II The problem: Fragmentation of Technology Platforms
Semiconductor - based integrated circuits (IC`s) are build up to nowadays on monolithic crystalline material. As the properties of the materials are important for the performance of the electronic circuitry, different semiconductor materials became the technology platform of choice for the various, targeted applications. Si technology is the dominant semiconductor market driven by the thirst for digital processing capability. In optoelectronic applications near the 870 nm wavelength, however, the AlGaAs alloy system on GaAs is widely employed. And for telecommunications, InP substrates became the bulk semiconductor platform, as InGaAsP can be grown lattice matched to achieve the desired 1.3 and 1.55 µm wavelength emission required for low-loss transmission in optical fibers. Today, Si and III-V (as well as the upcoming II-VI) semiconductor worlds rarely intermix due to this separation of substrate platforms.

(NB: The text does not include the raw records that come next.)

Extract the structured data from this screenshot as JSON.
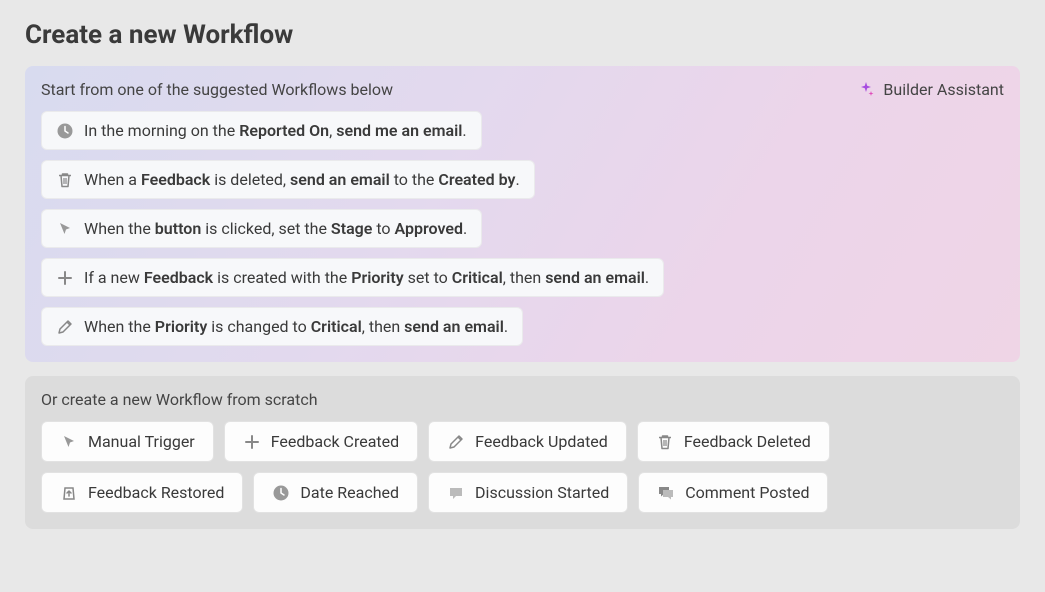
{
  "title": "Create a new Workflow",
  "suggested": {
    "intro": "Start from one of the suggested Workflows below",
    "assistant_label": "Builder Assistant",
    "items": [
      {
        "icon": "clock-icon",
        "segments": [
          {
            "t": "In the morning on the "
          },
          {
            "t": "Reported On",
            "b": true
          },
          {
            "t": ", "
          },
          {
            "t": "send me an email",
            "b": true
          },
          {
            "t": "."
          }
        ]
      },
      {
        "icon": "trash-icon",
        "segments": [
          {
            "t": "When a "
          },
          {
            "t": "Feedback",
            "b": true
          },
          {
            "t": " is deleted, "
          },
          {
            "t": "send an email",
            "b": true
          },
          {
            "t": " to the "
          },
          {
            "t": "Created by",
            "b": true
          },
          {
            "t": "."
          }
        ]
      },
      {
        "icon": "cursor-icon",
        "segments": [
          {
            "t": "When the "
          },
          {
            "t": "button",
            "b": true
          },
          {
            "t": " is clicked, set the "
          },
          {
            "t": "Stage",
            "b": true
          },
          {
            "t": " to "
          },
          {
            "t": "Approved",
            "b": true
          },
          {
            "t": "."
          }
        ]
      },
      {
        "icon": "plus-icon",
        "segments": [
          {
            "t": "If a new "
          },
          {
            "t": "Feedback",
            "b": true
          },
          {
            "t": " is created with the "
          },
          {
            "t": "Priority",
            "b": true
          },
          {
            "t": " set to "
          },
          {
            "t": "Critical",
            "b": true
          },
          {
            "t": ", then "
          },
          {
            "t": "send an email",
            "b": true
          },
          {
            "t": "."
          }
        ]
      },
      {
        "icon": "edit-icon",
        "segments": [
          {
            "t": "When the "
          },
          {
            "t": "Priority",
            "b": true
          },
          {
            "t": " is changed to "
          },
          {
            "t": "Critical",
            "b": true
          },
          {
            "t": ", then "
          },
          {
            "t": "send an email",
            "b": true
          },
          {
            "t": "."
          }
        ]
      }
    ]
  },
  "scratch": {
    "intro": "Or create a new Workflow from scratch",
    "items": [
      {
        "icon": "cursor-icon",
        "label": "Manual Trigger"
      },
      {
        "icon": "plus-icon",
        "label": "Feedback Created"
      },
      {
        "icon": "edit-icon",
        "label": "Feedback Updated"
      },
      {
        "icon": "trash-icon",
        "label": "Feedback Deleted"
      },
      {
        "icon": "restore-icon",
        "label": "Feedback Restored"
      },
      {
        "icon": "clock-icon",
        "label": "Date Reached"
      },
      {
        "icon": "chat-icon",
        "label": "Discussion Started"
      },
      {
        "icon": "comment-icon",
        "label": "Comment Posted"
      }
    ]
  }
}
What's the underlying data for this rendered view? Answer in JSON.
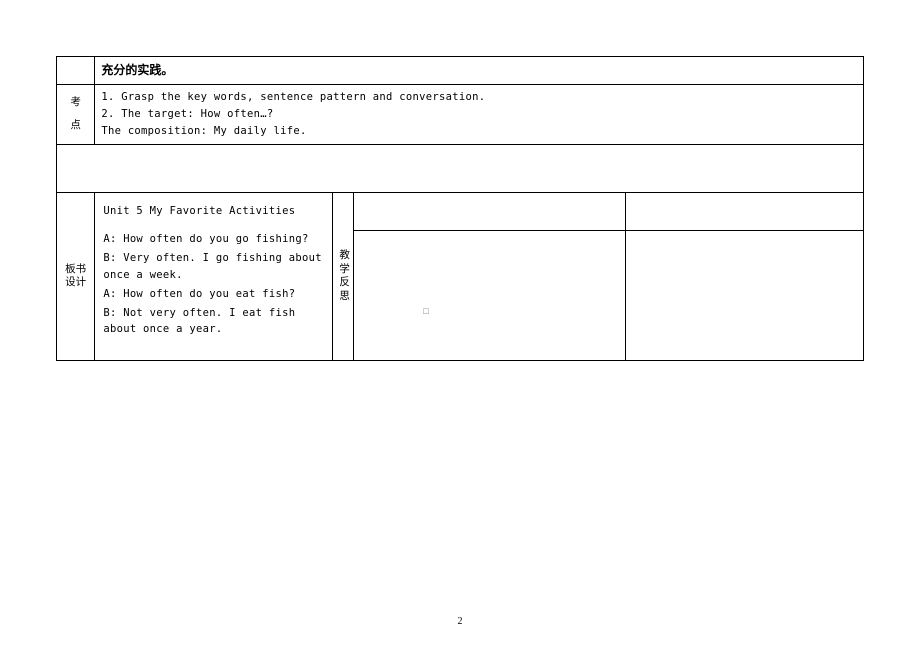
{
  "row1": {
    "text": "充分的实践。"
  },
  "row2": {
    "label_line1": "考",
    "label_line2": "点",
    "line1": "1. Grasp the key words, sentence pattern and conversation.",
    "line2": "2. The target: How often…?",
    "line3": "The composition: My daily life."
  },
  "row4": {
    "label_line1": "板书",
    "label_line2": "设计",
    "title": "Unit 5 My Favorite Activities",
    "dlg1": "A: How often do you go fishing?",
    "dlg2": "B: Very often. I go fishing about once a week.",
    "dlg3": "A: How often do you eat fish?",
    "dlg4": "B: Not very often. I eat fish about once a year.",
    "reflect_c1": "教",
    "reflect_c2": "学",
    "reflect_c3": "反",
    "reflect_c4": "思"
  },
  "page_number": "2",
  "center_marker": "□"
}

The aim of engineered wafer systems in combination with hybrid device concepts is to increase the functionality and / or performance of integrated circuits by overcoming these limitations of electronic systems, brought about by the separation of the different semiconductor substrate platforms [5]. The main objective in the field is certainly the monolithic integration of lattice matched or mismatched alternative semiconductor thin film materials on the mainstream Si platform, as the latter is the most mature and in consequence the commercially most dominant technology. A high number of SoC solutions (e.g. III-V / Si photonics) would certainly be triggered by the successful integration of alternative semiconductor materials into sophisticated silicon or strained silicon chips. To taste the flavour of the exciting new opportunities ahead, the vision of the monolithic integration of GaAs on Si is used as an example to briefly sketch typical advantages [5]:
• the integrated materials system is an active circuit element by itself
Example: GaAs based optoelectronics coupled to Si based signal processing
• the integrated materials system serves as a buffer layer
Example: GaAs buffer to integrate InSb based IR detectors
• exploit mature Si wafer technology
Example: GaAs wafers are in comparison to Si wafers limited in size
• best combination of mechanical, electrical, thermal & processing properties
Example: GaAs has lower thermal conductivity & mechanical stability than Si
• film properties differ by interface, strain & quantum size effects from bulk
Example: quantum size effects in thin GaAs layers
A lot of R&D work was devoted to the tricky problem of combining the best attributes of compound semiconductors, like high mobility and direct band gap, with the low-cost, mature manufacturing processes of Si CMOS technologies. These efforts have brought impressive success at the research level, but in many cases commercialization of hybrid devices is still a distant dream. However, as more and more aggressively scaled Si IC solutions are limited by cost explosions and fundamental material properties, worldwide R&D activities on engineered wafer and hybrid device approaches are intensified, resulting in important innovations in the field.